We are quite familiar with the wise sayings that “if it’s not broke don’t fix it.” However, in our national life, we are always seeking to fix what is not broken and refusing to fix those things that are clearly broken. Last time, it was the Nigerian Liquefied Natural Gas (NLNG) establishment act that our legislators were seeking to fix to compel the company to remit 3 percent of its annual budget as funding to the Niger Delta Development Commission (NDDC) even when the company’s establishment act exempts it from paying the levy. They didn’t mind that the action could destroy perhaps, one of the most successful enterprises the Nigerian government has, prevent further investments in the gas sector and blacklist Nigeria as a credible investment destination. Now, it is the hugely successful contributory pension scheme that the legislators are after, threatening to unravel the over N6.5 trillion pension funds, fragment the PFAs, rob the economy of investible long term funds, impoverish retirees at old age, return the pension industry to its despicable past where government is unnecessarily saddled with huge pension liability with the attendant widespread corruption and embezzlement that usually characterise the old system.
Two bills currently before the National Assembly, one sponsored by Oluwoke Oke, which passed a second reading, seeks to amend the Pension Reform Act 2014, to exclude members of The Nigeria Police, The Nigerian Security and Civil Defence Corps, Nigeria Customs Service, Nigeria Prison Service, Nigeria Immigration Service and The Economic and Financial Crimes Commission from the Contributory Pension Scheme.
The other before the Senate sponsored by Aliyu Wamakko, representing Sokoto North, also seeks to amend the 2004 Pension Reform Act to allow retirees to withdraw a definite rate of 75 percent of the value of their RSA upon retirement, leaving only 25 percent to be spread over their expected years of retirement as periodic pension payments.
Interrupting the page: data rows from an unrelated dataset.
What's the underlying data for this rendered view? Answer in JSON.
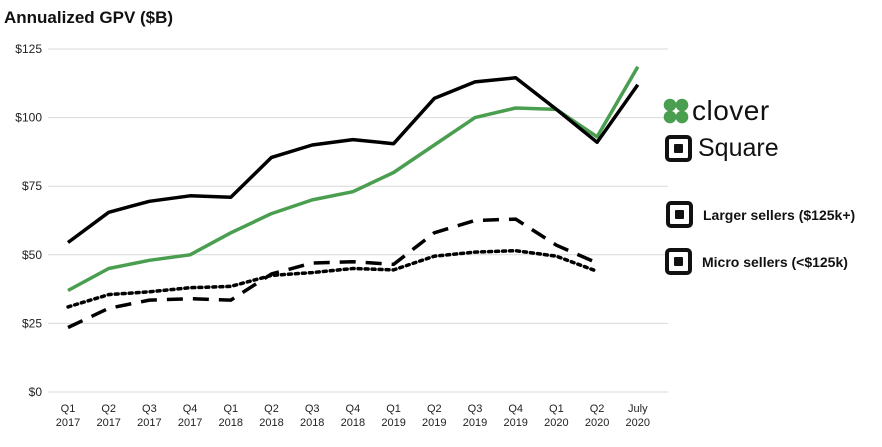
{
  "chart_data": {
    "type": "line",
    "title": "Annualized GPV ($B)",
    "ylim": [
      0,
      125
    ],
    "yticks": [
      0,
      25,
      50,
      75,
      100,
      125
    ],
    "ytick_labels": [
      "$0",
      "$25",
      "$50",
      "$75",
      "$100",
      "$125"
    ],
    "categories": [
      [
        "Q1",
        "2017"
      ],
      [
        "Q2",
        "2017"
      ],
      [
        "Q3",
        "2017"
      ],
      [
        "Q4",
        "2017"
      ],
      [
        "Q1",
        "2018"
      ],
      [
        "Q2",
        "2018"
      ],
      [
        "Q3",
        "2018"
      ],
      [
        "Q4",
        "2018"
      ],
      [
        "Q1",
        "2019"
      ],
      [
        "Q2",
        "2019"
      ],
      [
        "Q3",
        "2019"
      ],
      [
        "Q4",
        "2019"
      ],
      [
        "Q1",
        "2020"
      ],
      [
        "Q2",
        "2020"
      ],
      [
        "July",
        "2020"
      ]
    ],
    "grid": true,
    "legend_position": "right",
    "series": [
      {
        "name": "clover",
        "style": "solid",
        "color": "#4a9e4f",
        "values": [
          37,
          45,
          48,
          50,
          58,
          65,
          70,
          73,
          80,
          90,
          100,
          103.5,
          103,
          93,
          118.5
        ]
      },
      {
        "name": "Square",
        "style": "solid",
        "color": "#000000",
        "values": [
          54.5,
          65.5,
          69.5,
          71.5,
          71,
          85.5,
          90,
          92,
          90.5,
          107,
          113,
          114.5,
          103,
          91,
          112
        ]
      },
      {
        "name": "Larger sellers ($125k+)",
        "style": "dashed",
        "color": "#000000",
        "values": [
          23.5,
          30.5,
          33.5,
          34,
          33.5,
          43,
          47,
          47.5,
          46.5,
          58,
          62.5,
          63,
          53.5,
          47,
          null
        ]
      },
      {
        "name": "Micro sellers (<$125k)",
        "style": "dotted",
        "color": "#000000",
        "values": [
          31,
          35.5,
          36.5,
          38,
          38.5,
          42.5,
          43.5,
          45,
          44.5,
          49.5,
          51,
          51.5,
          49.5,
          44,
          null
        ]
      }
    ]
  },
  "legend": {
    "clover": "clover",
    "square": "Square",
    "larger": "Larger sellers ($125k+)",
    "micro": "Micro sellers (<$125k)"
  },
  "colors": {
    "clover_green": "#4a9e4f",
    "line_black": "#000000",
    "grid": "#d9d9d9"
  },
  "icons": {
    "clover": "clover-leaf-icon",
    "square": "square-logo-icon"
  }
}
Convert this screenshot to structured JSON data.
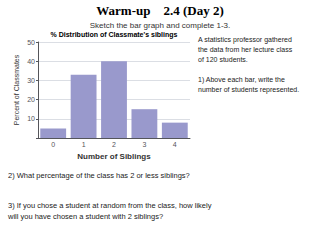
{
  "chart_data": {
    "type": "bar",
    "title": "Warm-up    2.4 (Day 2)",
    "subtitle": "Sketch the bar graph and complete 1-3.",
    "chart_title": "% Distribution of Classmate's siblings",
    "xlabel": "Number of Siblings",
    "ylabel": "Percent of Classmates",
    "categories": [
      0,
      1,
      2,
      3,
      4
    ],
    "values": [
      5,
      33,
      40,
      15,
      8
    ],
    "color": "#9999cc",
    "ylim": [
      0,
      50
    ],
    "yticks": [
      10,
      20,
      30,
      40,
      50
    ],
    "grid": true,
    "annotations": [
      "A statistics professor gathered\nthe data from her lecture class\nof 120 students.\n\n1) Above each bar, write the\nnumber of students represented.",
      "2) What percentage of the class has 2 or less siblings?",
      "3) If you chose a student at random from the class, how likely\nwill you have chosen a student with 2 siblings?"
    ]
  }
}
This move, at a time the federal government is clearly overburdened with and struggling to meet up with payment of pensions and gratuities, shows little appreciation of the current political economy of country and will be hugely detrimental not only to the government but to the personnel of the institutions being proposed to be exempted. Besides dismantling the institutions, systems and processes that government put in place in the last few years towards the implementation of the pension, including the culture of national savings as well as the efforts to eradicate the structures that encouraged corruption during the pre-pension reform era, the move will erode the pool of long term investible funds accumulated over the years, lead to a loss of confidence in the pension reform and other reform initiatives of the government and ultimately lead to a life of dependency and insecurity for the retirees, who, inexperienced in handling and investing bulk sums, will easily fall prey to unscrupulous business opportunities and fraudsters. What is more, the retirees will be forced to return to active life rather than retirement, thereby reducing their life expectancy.
We urge the National Assembly, in the interest of long-suffering workers to perish the idea of fixing a bill that is working seamlessly. In the alternative, civil society groups, workers and other pressure groups such as the press must stand up to the National Assembly to ensure they do not temper with the bill as it currently is.